Originally from The American Review of International Arbitration (ARIA)
PREVIEW PAGE
I. INTRODUCTION
The Investment Court System (ICS) has been presented by the EU Authorities in the context of the CETA negotiations as their “new approach on investment protection and investment dispute settlement,” constituting a “clear break from the current ISDS system” , which suffered from “a fundamental and widespread lack of trust.”
Despite these tantalizing promises, political adoption of this new investor-state dispute settlement (ISDS) mechanism has been tumultuous, to say the least. On October 16, 2016, the Belgian President of the Walloon Region announced that “Belgium will not sign the CETA.” This announcement created a political earthquake at the European level, particularly with regard to the fact that the Europe–Canada summit to endorse the signing of CETA was scheduled less than two weeks later.

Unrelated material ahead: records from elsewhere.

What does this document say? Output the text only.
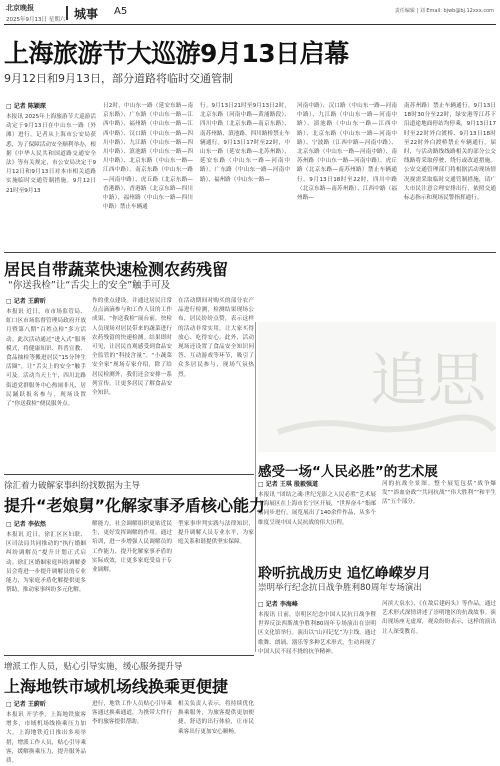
北京晚报
2025年9月13日 星期六 城事 A5	责任编辑 | 刘 Email: bjwb@bj.12xxx.com
上海旅游节大巡游9月13日启幕
9月12日和9月13日，部分道路将临时交通管制
□ 记者 陈颖琛
本报讯 2025年上海旅游节大巡游活动定于9月13日在中山东一路（外滩）进行。记者从上海市公安局获悉，为了保障活动安全顺利举办，根据《中华人民共和国道路交通安全法》等有关规定，市公安局决定于9月12日和9月13日对本市相关道路实施临时交通管制措施。9月12日21时至9月13
日2时，中山东一路（延安东路—南京东路）、广东路（中山东一路—江西中路）、福州路（中山东一路—江西中路）、汉口路（中山东一路—四川中路）、九江路（中山东一路—四川中路）、滇池路（中山东一路—四川中路）、北京东路（中山东一路—江西中路）、南京东路（中山东一路—河南中路）、虎丘路（北京东路—香港路）、香港路（北京东路—四川中路）、福州路（中山东一路—四川中路）禁止车辆通
行。9月13日21时至9月13日2时，北京东路（河南中路—黄浦路段）、四川中路（北京东路—南京东路）、南苏州路、滇池路、四川路桥禁止车辆通行。9月13日17时至22时，中山东一路（延安东路—北苏州路）、延安东路（中山东一路—河南中路）、广东路（中山东一路—河南中路）、福州路（中山东一路—
河南中路）、汉口路（中山东一路—河南中路）、九江路（中山东一路—河南中路）、滇池路（中山东一路—江西中路）、北京东路（中山东一路—河南中路）、宁波路（江西中路—河南中路）、北京东路（中山东一路—河南中路）、南苏州路（中山东一路—河南中路）、虎丘路（北京东路—南苏州路）禁止车辆通行。9月13日18时至22时，四川中路（北京东路—南苏州路）、江西中路（福州路—
南苏州路）禁止车辆通行。9月13日18时30分至22时，绿安港等江苏下沿道途地面停站均停乘，9月13日17时至22时外白渡桥、9月13日18时至22时外白渡桥禁止车辆通行。届时，与活动路线线路相关的部分公交线路将采取停驶、绕行或改道措施。公安交通管理部门将根据活动现场情况视需采取临时交通管制措施，请广大市民注意合理安排出行，依照交通标志指示和现场民警指挥通行。
居民自带蔬菜快速检测农药残留
“你送我检”让“舌尖上的安全”触手可及
□ 记者 王蔚昕
本报讯 近日，市市场监管局、虹口区市场监督管理局政府开放月暨第八期“百姓点检”多方活动。此次活动通过“进入式”服务模式，将健康知识、科普宣教、食品抽检等搬进居民“15分钟生活圈”，让“舌尖上的安全”触手可及。活动当天上午，四川北路街道党群服务中心热闹非凡，居民踊跃报名参与，现场设置了“你送我检”便民服务点。
作的重点建设。并通过居民日常点点滴滴参与和工作人员的工作成果，“你送我检”展台前，快检人员现场对居民带来的蔬菜进行农药残留的快速检测。结果即时可见，让居民直观感受到食品安全监管的“科技含量”。“小蔬菜安全家”现场专家介绍，除了给居民检测外，我们还会安排一系列宣传，让更多居民了解食品安全知识。
在活动期间对购买的部分农产品进行检测，检测结果现场公布，居民纷纷点赞，表示这样的活动非常实用，让大家买得放心、吃得安心。此外，活动现场还设置了食品安全知识问答、互动游戏等环节，吸引了众多居民参与，现场气氛热烈。	追思
感受一场“人民必胜”的艺术展
□ 记者 王琪 殷毅强道
本报讯 “团结之魂·世纪光影之人民必胜”艺术展上海展区在上海市长宁区开展，“世界奋斗”集邮展同步进行。展览展出了140余件作品，从多个维度呈现中国人民抗战的伟大历程。
河的抗战全景图。整个展览包括“战争爆发”“浴血奋战”“共同抗战”“伟大胜利”“和平生活”五个部分。
聆听抗战历史 追忆峥嵘岁月
崇明举行纪念抗日战争胜利80周年专场演出
□ 记者 李海峰
本报讯 日前，崇明区纪念中国人民抗日战争暨世界反法西斯战争胜利80周年专场演出在崇明区文化馆举行。演出以“山河记忆”为主线，通过歌舞、朗诵、器乐等多种艺术形式，生动再现了中国人民不屈不挠的抗争精神。
河滨大泉水》、《在敌后建码头》等作品，通过艺术形式深情讲述了崇明地区的抗战故事。演出现场座无虚席，观众纷纷表示，这样的演出让人深受教育。
徐汇着力破解家事纠纷找数据为主导
提升“老娘舅”化解家事矛盾核心能力
□ 记者 李依然
本报讯 近日，徐汇区区妇联、区司法局共同推动的“执行婚姻纠纷调解员”提升计划正式启动。徐汇区婚姻家庭纠纷调解委员会将进一步提升调解员的专业能力，为家庭矛盾化解提供更多帮助，推动家事纠纷多元化解。
解能力，社会调解组织更贴近民生，更好发挥调解的作用。通过培训，进一步增强人民调解员的工作能力，提升化解家事矛盾的实际成效，让更多家庭受益于专业调解。
型家事审判实践与法律知识，提升调解人员专业水平，为家庭关系和谐提供坚实保障。
增派工作人员，贴心引导实施，缓心服务提升导
上海地铁市域机场线换乘更便捷
□ 记者 王蔚昕
本报讯 开学季，上海地铁旅客增多，市域机场线换乘压力加大。上海地铁近日推出多项举措，增派工作人员，贴心引导乘客，缓解换乘压力，提升服务品质。
进行，地铁工作人员贴心引导乘客通过换乘通道，为携带大件行李的旅客提供帮助。
相关负责人表示，将持续优化换乘服务，为旅客提供更加便捷、舒适的出行体验，让市民乘客出行更加安心顺畅。
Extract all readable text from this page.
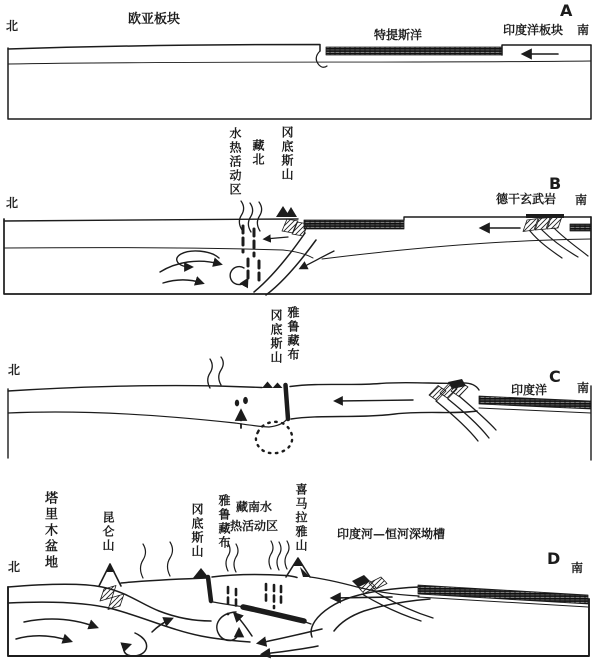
北	欧亚板块
特提斯洋	印度洋板块
A
南
水热活动区 藏北 冈底斯山
北	德干玄武岩
B
南
冈底斯山 雅鲁藏布
北
印度洋
C
南
塔里木盆地	昆仑山	冈底斯山 雅鲁藏布 藏南水
热活动区 喜马拉雅山 印度河—恒河深坳槽
北	D 南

To justify his refusal to sign the CETA, the then President of the Walloon Region Paul Magnette, invoked two criticisms well-known to ISDS insiders, the risk of a regulatory chill and the lack of legitimacy of the arbitral tribunals:
The heart of this confrontation revolves around the question of the capacity of States to regulate [...] Confronted with a multinational that reproaches the [State] for having lost the profits it expected by modifying its legislation, a State could be dragged before a private or semi-private arbitral tribunal and ordered to compensate [the multinational].

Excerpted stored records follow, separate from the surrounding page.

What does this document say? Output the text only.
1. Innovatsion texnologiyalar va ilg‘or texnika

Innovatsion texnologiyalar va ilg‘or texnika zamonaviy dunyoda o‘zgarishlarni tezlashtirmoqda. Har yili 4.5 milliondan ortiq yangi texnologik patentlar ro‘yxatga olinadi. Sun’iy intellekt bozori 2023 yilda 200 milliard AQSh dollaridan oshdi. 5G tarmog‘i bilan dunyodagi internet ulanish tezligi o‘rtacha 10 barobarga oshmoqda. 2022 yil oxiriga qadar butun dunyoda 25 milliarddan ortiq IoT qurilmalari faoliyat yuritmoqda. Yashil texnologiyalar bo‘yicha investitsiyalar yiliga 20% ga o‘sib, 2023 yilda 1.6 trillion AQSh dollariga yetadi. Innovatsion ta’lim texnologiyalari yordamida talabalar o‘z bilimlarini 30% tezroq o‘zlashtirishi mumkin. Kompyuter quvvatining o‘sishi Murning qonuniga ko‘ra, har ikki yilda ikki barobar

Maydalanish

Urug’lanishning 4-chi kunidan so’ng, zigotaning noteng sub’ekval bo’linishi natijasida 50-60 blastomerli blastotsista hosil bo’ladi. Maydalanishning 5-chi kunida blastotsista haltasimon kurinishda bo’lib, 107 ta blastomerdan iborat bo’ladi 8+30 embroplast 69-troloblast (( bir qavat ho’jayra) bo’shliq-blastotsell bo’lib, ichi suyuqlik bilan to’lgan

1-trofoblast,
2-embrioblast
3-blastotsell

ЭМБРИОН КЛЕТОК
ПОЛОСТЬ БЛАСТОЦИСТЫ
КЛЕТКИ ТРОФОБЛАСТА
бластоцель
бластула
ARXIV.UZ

The ICS criticized by the Walloon President for not creating “a real Court offering the highest jurisdictional guarantees and […] the highest conditions of impartiality,” had been presented by the EU authorities as their solution to solve the “lack of trust” in the existing ISDS system. The situation was therefore somewhat paradoxical: the ICS, which had been heralded as a solution to the classic problems of the ISDS, was being criticized for precisely the same reasons as its predecessors.

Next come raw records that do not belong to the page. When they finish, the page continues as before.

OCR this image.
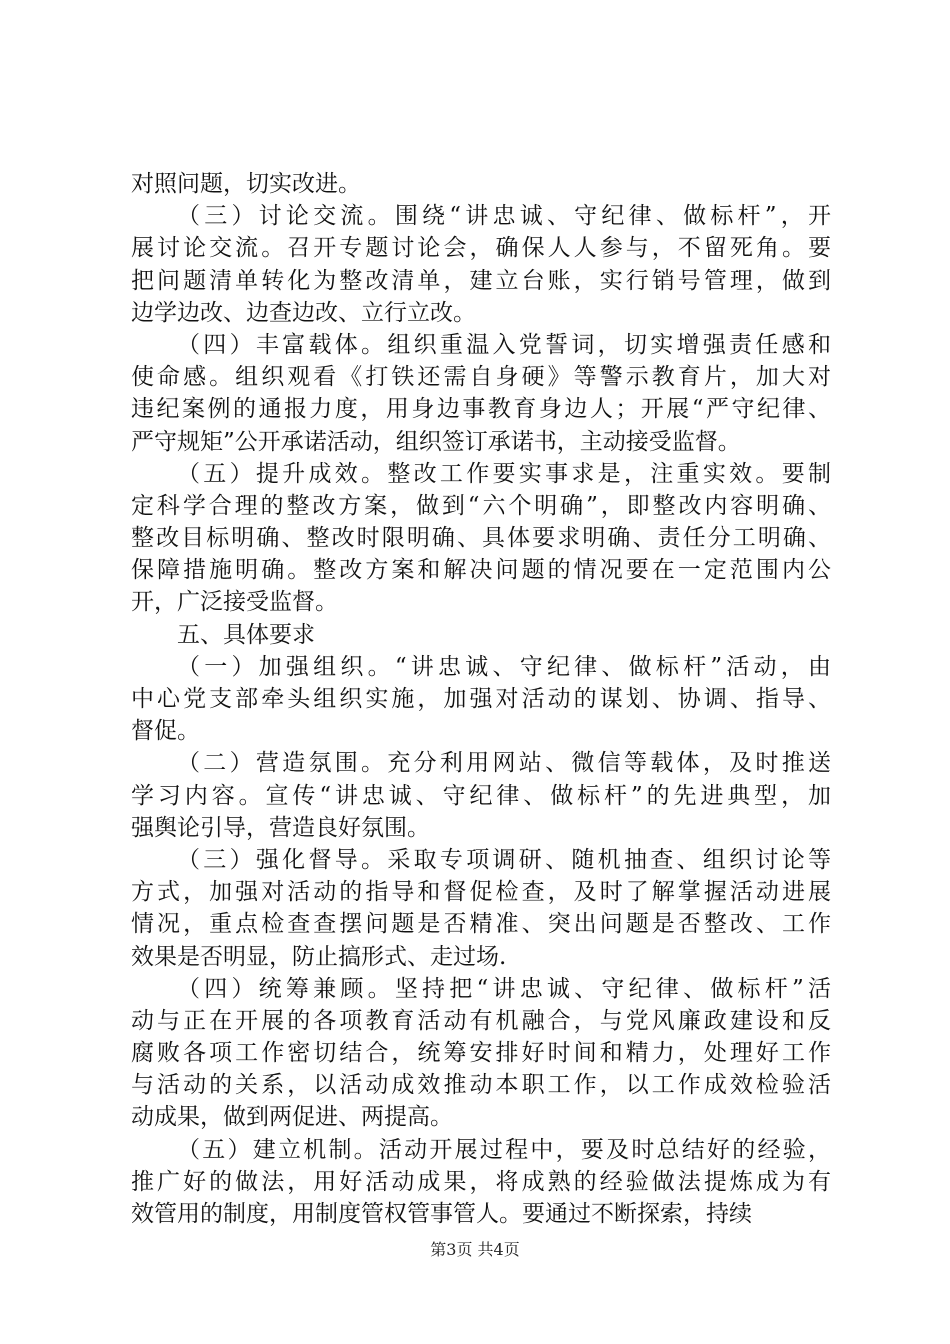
对照问题，切实改进。
（三）讨论交流。围绕“讲忠诚、守纪律、做标杆”，开
展讨论交流。召开专题讨论会，确保人人参与，不留死角。要
把问题清单转化为整改清单，建立台账，实行销号管理，做到
边学边改、边查边改、立行立改。
（四）丰富载体。组织重温入党誓词，切实增强责任感和
使命感。组织观看《打铁还需自身硬》等警示教育片，加大对
违纪案例的通报力度，用身边事教育身边人；开展“严守纪律、
严守规矩”公开承诺活动，组织签订承诺书，主动接受监督。
（五）提升成效。整改工作要实事求是，注重实效。要制
定科学合理的整改方案，做到“六个明确”，即整改内容明确、
整改目标明确、整改时限明确、具体要求明确、责任分工明确、
保障措施明确。整改方案和解决问题的情况要在一定范围内公
开，广泛接受监督。
五、具体要求
（一）加强组织。“讲忠诚、守纪律、做标杆”活动，由
中心党支部牵头组织实施，加强对活动的谋划、协调、指导、
督促。
（二）营造氛围。充分利用网站、微信等载体，及时推送
学习内容。宣传“讲忠诚、守纪律、做标杆”的先进典型，加
强舆论引导，营造良好氛围。
（三）强化督导。采取专项调研、随机抽查、组织讨论等
方式，加强对活动的指导和督促检查，及时了解掌握活动进展
情况，重点检查查摆问题是否精准、突出问题是否整改、工作
效果是否明显，防止搞形式、走过场.
（四）统筹兼顾。坚持把“讲忠诚、守纪律、做标杆”活
动与正在开展的各项教育活动有机融合，与党风廉政建设和反
腐败各项工作密切结合，统筹安排好时间和精力，处理好工作
与活动的关系，以活动成效推动本职工作，以工作成效检验活
动成果，做到两促进、两提高。
（五）建立机制。活动开展过程中，要及时总结好的经验，
推广好的做法，用好活动成果，将成熟的经验做法提炼成为有
效管用的制度，用制度管权管事管人。要通过不断探索，持续
第3页 共4页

That paradox will be the angle of study of this paper. We propose to analyze the CETA through the prism of the traditional ISDS criticisms to determine whether the ICS provides a (more or less) satisfactory answer to these criticisms. To set the stage for our analysis, we will briefly start by identifying multiple legal sources needed to fully understand the ICS in CETA. Then we will propose to apply to the ICS each of the five major criticisms of traditional ISDS, namely the lack of legitimacy and guarantees of independence and impartiality of the arbitrators (III.A), the risk of a “regulatory chill” (III.B), the lack of consistency and foreseeability of the awards (III.C), the interpretative liberty of arbitrators to develop a system biased in favor of the investors (III.D), and the high costs of the arbitration proceedings (III.E). On the ground of this confrontation between traditional criticisms and the ICS we conclude that the ICS proposed in CETA introduces innovative mechanisms that address many criticisms of traditional ISDS systems. However, it calls for continued scrutiny to confirm whether these innovations effectively mitigate the aforementioned issues.